Functions of the X chromosome in the mammalian germ line

Infertility is common in humans, affecting one in seven couples. In at least one quarter of cases, the cause cannot be found. The sex chromosomes are a special pair of chromosomes that differ between men (XY) and women (XX), and that are thought to be particularly important for making the sex cells, i.e. sperm and eggs. Historically, a lot of research on infertility has focused on the Y chromosome, and it has been shown that mutations of Y chromosome genes are a common cause of male infertility. However, in comparison, the X chromosome has been largely overlooked. In this project, we aim to study the functions of X chromosome genes in the formation of the male and female gonads and in the formation of sperm. The principle technique we are using for this is CRISPR genome editing, a novel way in which the sequence of genes can be changed in a rapid and inexpensive manner. For our experiments, we use both mice, which have sex chromosomes similar to humans, and a marsupial, the opossum, which represents a more distant cousin of humans but that is very useful to understand how the sex chromosomes evolved. Our overall aim is to address whether genetic problems affecting the X chromosome could be responsible for infertility in patients for which a cause cannot currently be found. The findings will be of great importance to the treatment of infertility and will help us better understand why the sex chromosomes are so important for the formation of sperm and eggs.

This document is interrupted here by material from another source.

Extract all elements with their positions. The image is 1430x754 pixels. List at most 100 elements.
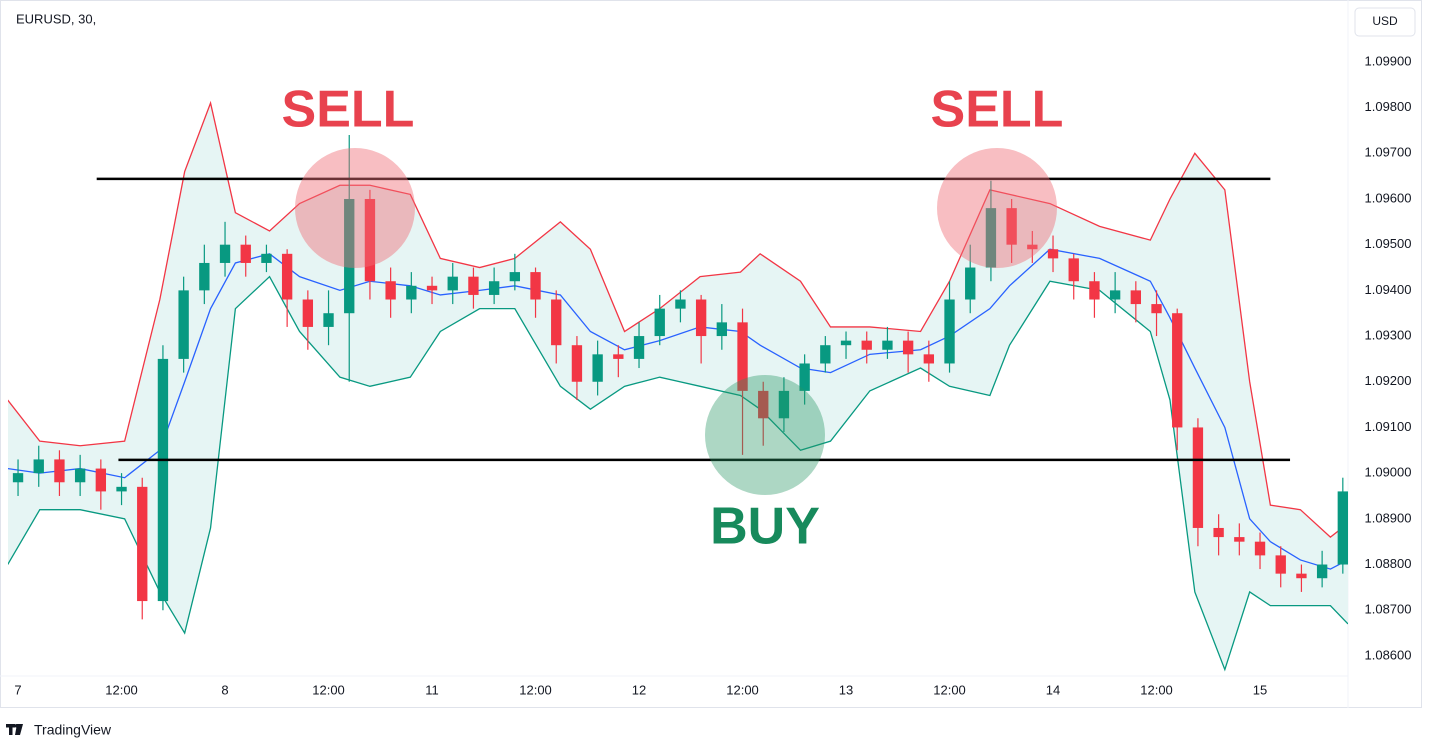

Thanks to funding from this project, we have succeeded in setting up CRISPR genome editing in marsupials. Using this approach, we have demonstrated that the long non-coding RNA RSX is essential for the initiation of X chromosome inactivation in marsupials. This is important because it sets the stage for RSX to be used as a new paradigm for epigenetics. We have also shown that RSX is dispensable for the maintenance of X-inactivation. This situation is exactly what is observed in mice, and indicates that in marsupials other epigenetic modifications, possibly polycomb proteins, must stabilise the inactivated X after RSX has initiated silencing. We have also initiated genome editing of the RSX antisense RNA XSR, to investigate its role in imprinted X chromosome inactivation in marsupials. As an aside, our work has also demonstrated that genome editing in marsupials leads to an increased incidence of embryonic arrest, most likely due to the creation of large chromosome deletions resulting from faulty repair. These findings mirror those shown by other groups in humans, and suggest that error-prone DNA repair is a shared feature of marsupial and eutherian mammalian embryos. This finding is important when considering the pros and cons of DSB-based genome experiments in embryos.

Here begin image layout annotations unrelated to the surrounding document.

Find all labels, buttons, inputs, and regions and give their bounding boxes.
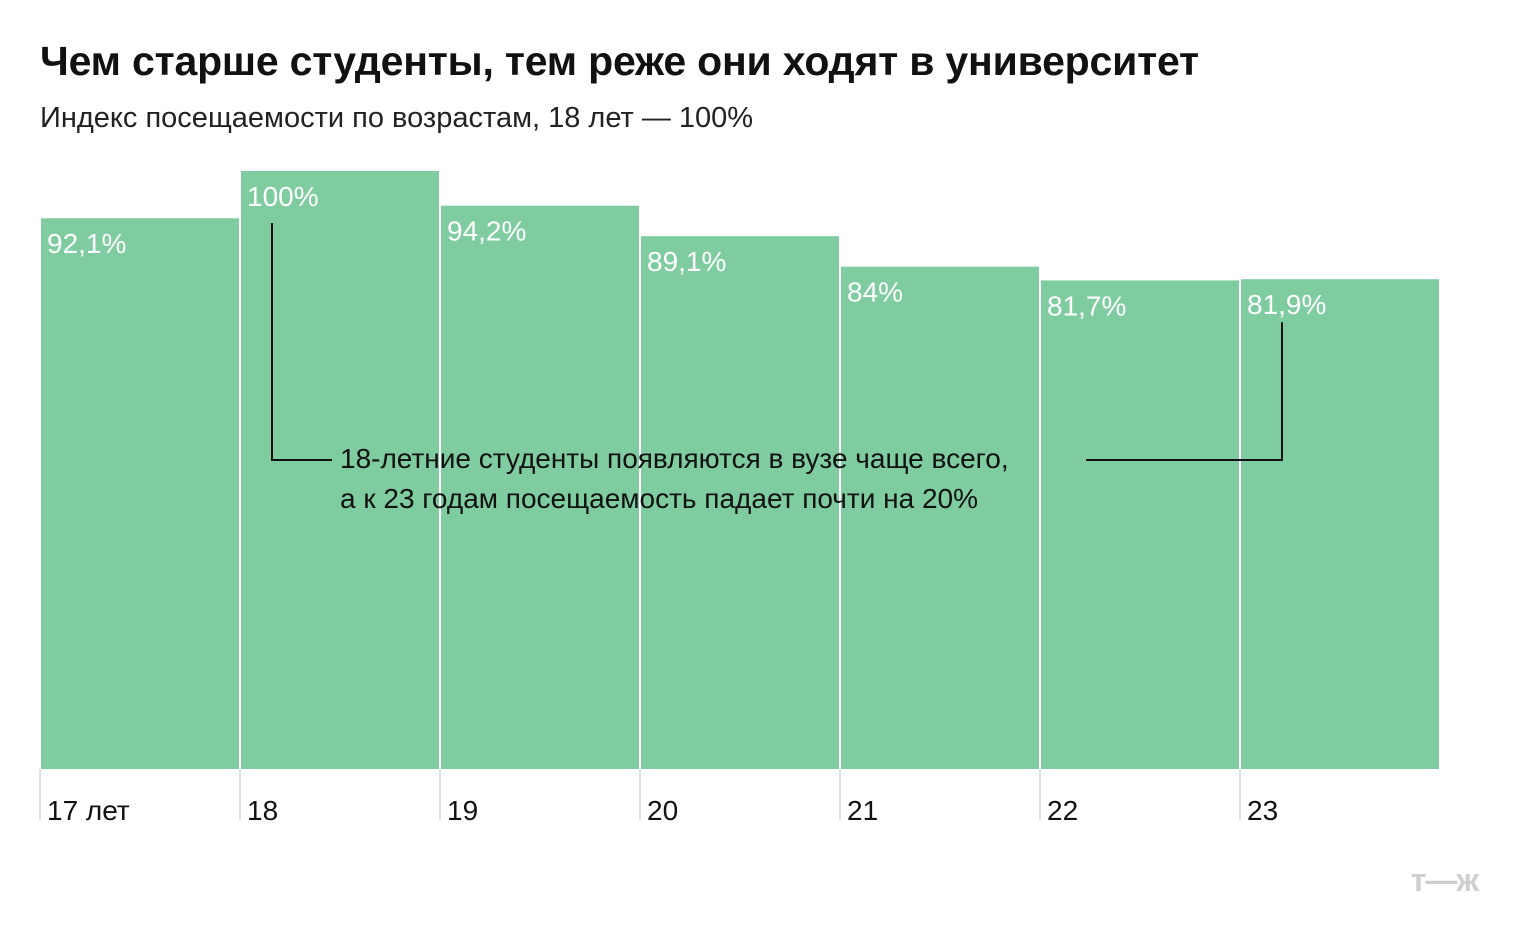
- bar-5: [841, 266, 1039, 769]
- x-tick-label: 17 лет: [47, 795, 130, 826]
- x-tick-label: 23: [1247, 795, 1278, 826]
- bar-2: [241, 171, 439, 769]
- bar-7: [1241, 279, 1439, 769]
- annotation-connector-right: [1086, 322, 1283, 461]
- bar-1: [41, 218, 239, 769]
- annotation: 18-летние студенты появляются в вузе чащ…: [271, 223, 1283, 514]
- bar-value-label: 89,1%: [647, 246, 726, 277]
- annotation-connector-left: [271, 223, 332, 461]
- bar-value-label: 81,7%: [1047, 290, 1126, 321]
- x-tick-label: 20: [647, 795, 678, 826]
- x-tick-label: 22: [1047, 795, 1078, 826]
- bar-6: [1041, 280, 1239, 769]
- chart-title: Чем старше студенты, тем реже они ходят …: [40, 38, 1199, 84]
- bar-value-label: 81,9%: [1247, 289, 1326, 320]
- bar-value-label: 92,1%: [47, 228, 126, 259]
- bar-value-label: 84%: [847, 277, 903, 308]
- x-tick-label: 18: [247, 795, 278, 826]
- annotation-text-line-2: а к 23 годам посещаемость падает почти н…: [340, 483, 978, 514]
- chart-subtitle: Индекс посещаемости по возрастам, 18 лет…: [40, 102, 754, 134]
- annotation-text-line-1: 18-летние студенты появляются в вузе чащ…: [340, 443, 1009, 474]
- bars-layer: 92,1% 100% 94,2% 89,1% 84% 81,7% 81,9%: [41, 171, 1439, 769]
- x-tick-label: 19: [447, 795, 478, 826]
- x-tick-label: 21: [847, 795, 878, 826]
- tzh-logo: т—ж: [1411, 862, 1480, 898]
- bar-4: [641, 236, 839, 769]
- bar-value-label: 94,2%: [447, 216, 526, 247]
- x-axis: 17 лет 18 19 20 21 22 23: [39, 769, 1278, 826]
- bar-3: [441, 205, 639, 769]
- bar-value-label: 100%: [247, 181, 319, 212]
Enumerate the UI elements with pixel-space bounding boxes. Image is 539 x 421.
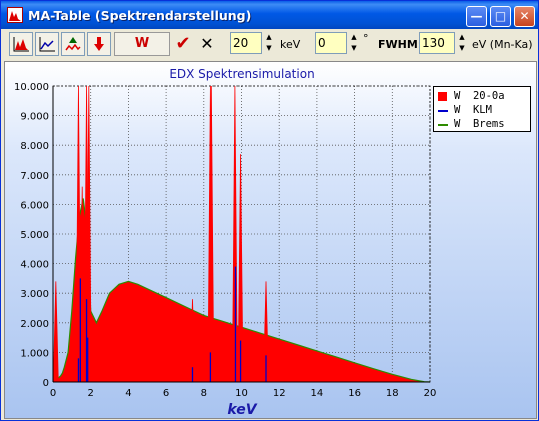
legend-item: W 20-0a <box>438 90 530 104</box>
title-bar[interactable]: MA-Table (Spektrendarstellung) — □ ✕ <box>1 1 538 29</box>
x-tick-label: 20 <box>424 388 437 399</box>
window-title: MA-Table (Spektrendarstellung) <box>28 8 252 23</box>
x-tick-label: 4 <box>125 388 131 399</box>
spin-down-icon[interactable]: ▼ <box>348 43 360 54</box>
axes: 0 1.000 2.000 3.000 4.000 5.000 6.000 7.000 8.00… <box>14 82 436 399</box>
angle-unit-label: ° <box>363 32 369 45</box>
legend-swatch <box>438 124 448 126</box>
y-tick-label: 0 <box>43 378 49 389</box>
legend-swatch <box>438 110 448 112</box>
energy-spinner[interactable]: ▲ ▼ <box>263 32 275 54</box>
spectrum-chart: EDX Spektrensimulation 0 1.000 2.000 3.000 4… <box>14 67 436 418</box>
fwhm-spinner[interactable]: ▲ ▼ <box>456 32 468 54</box>
x-tick-label: 8 <box>201 388 207 399</box>
y-tick-label: 8.000 <box>20 141 49 152</box>
y-tick-label: 6.000 <box>20 200 49 211</box>
brems-line <box>52 198 431 383</box>
chart-title: EDX Spektrensimulation <box>169 67 314 81</box>
spin-up-icon[interactable]: ▲ <box>263 32 275 43</box>
x-tick-label: 16 <box>348 388 361 399</box>
spectrum-chart-icon <box>13 37 29 52</box>
spectrum-area <box>53 198 430 382</box>
x-tick-label: 14 <box>311 388 324 399</box>
peak-button[interactable] <box>61 32 85 56</box>
legend-item: W KLM <box>438 104 530 118</box>
fwhm-unit-label: eV (Mn-Ka) <box>472 38 533 51</box>
legend-label: W 20-0a <box>454 90 505 102</box>
legend-label: W KLM <box>454 104 492 116</box>
element-w-button[interactable]: W <box>114 32 170 56</box>
spectrum-chart-button[interactable] <box>9 32 33 56</box>
fwhm-input[interactable]: 130 <box>419 32 455 54</box>
y-tick-label: 7.000 <box>20 171 49 182</box>
chart-legend: W 20-0a W KLM W Brems <box>433 86 531 132</box>
minimize-button[interactable]: — <box>466 6 487 27</box>
spin-down-icon[interactable]: ▼ <box>263 43 275 54</box>
x-tick-label: 10 <box>235 388 248 399</box>
y-tick-label: 9.000 <box>20 112 49 123</box>
y-tick-label: 4.000 <box>20 260 49 271</box>
spectrum-view-button[interactable] <box>35 32 59 56</box>
maximize-button[interactable]: □ <box>490 6 511 27</box>
plot-area <box>52 85 431 383</box>
angle-input[interactable]: 0 <box>315 32 347 54</box>
red-down-arrow-icon <box>94 37 104 51</box>
energy-input[interactable]: 20 <box>230 32 262 54</box>
close-button[interactable]: ✕ <box>514 6 535 27</box>
x-tick-label: 12 <box>273 388 286 399</box>
spectrum-peak <box>52 281 59 383</box>
x-tick-label: 18 <box>386 388 399 399</box>
cancel-x-button[interactable]: ✕ <box>200 34 214 53</box>
x-tick-label: 6 <box>163 388 169 399</box>
spin-down-icon[interactable]: ▼ <box>456 43 468 54</box>
confirm-check-button[interactable]: ✔ <box>175 33 191 54</box>
legend-swatch <box>438 92 447 101</box>
legend-item: W Brems <box>438 118 530 132</box>
energy-unit-label: keV <box>280 38 301 51</box>
toolbar: W ✔ ✕ 20 ▲ ▼ keV 0 ▲ ▼ ° FWHM: 130 ▲ ▼ e… <box>4 31 535 59</box>
spin-up-icon[interactable]: ▲ <box>348 32 360 43</box>
y-tick-label: 5.000 <box>20 230 49 241</box>
app-spectrum-icon <box>7 7 23 23</box>
spin-up-icon[interactable]: ▲ <box>456 32 468 43</box>
legend-label: W Brems <box>454 118 505 130</box>
download-arrow-button[interactable] <box>87 32 111 56</box>
x-axis-label: keV <box>227 402 257 418</box>
x-tick-label: 2 <box>88 388 94 399</box>
y-tick-label: 3.000 <box>20 289 49 300</box>
chart-panel: EDX Spektrensimulation 0 1.000 2.000 3.000 4… <box>4 61 537 419</box>
y-tick-label: 2.000 <box>20 319 49 330</box>
fwhm-label: FWHM: <box>378 38 423 51</box>
peak-icon <box>65 37 81 51</box>
angle-spinner[interactable]: ▲ ▼ <box>348 32 360 54</box>
y-tick-label: 1.000 <box>20 348 49 359</box>
x-tick-label: 0 <box>50 388 56 399</box>
spectrum-view-icon <box>39 37 55 52</box>
y-tick-label: 10.000 <box>14 82 49 93</box>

Our study has progressed beyond the state-of-the-art, by succeeding in optimising genome editing in marsupials. Marsupials form the second largest class of mammals, second to the common “placental” mammals, e.g. humans, mice. They are a excellent model system for studying lots of areas of biology, including spinal cord regeneration, immunity, infections and skin cancer. Using our technology, the international research community will now finally be able to carry out functional, in vivo studies to investigate these diverse research areas.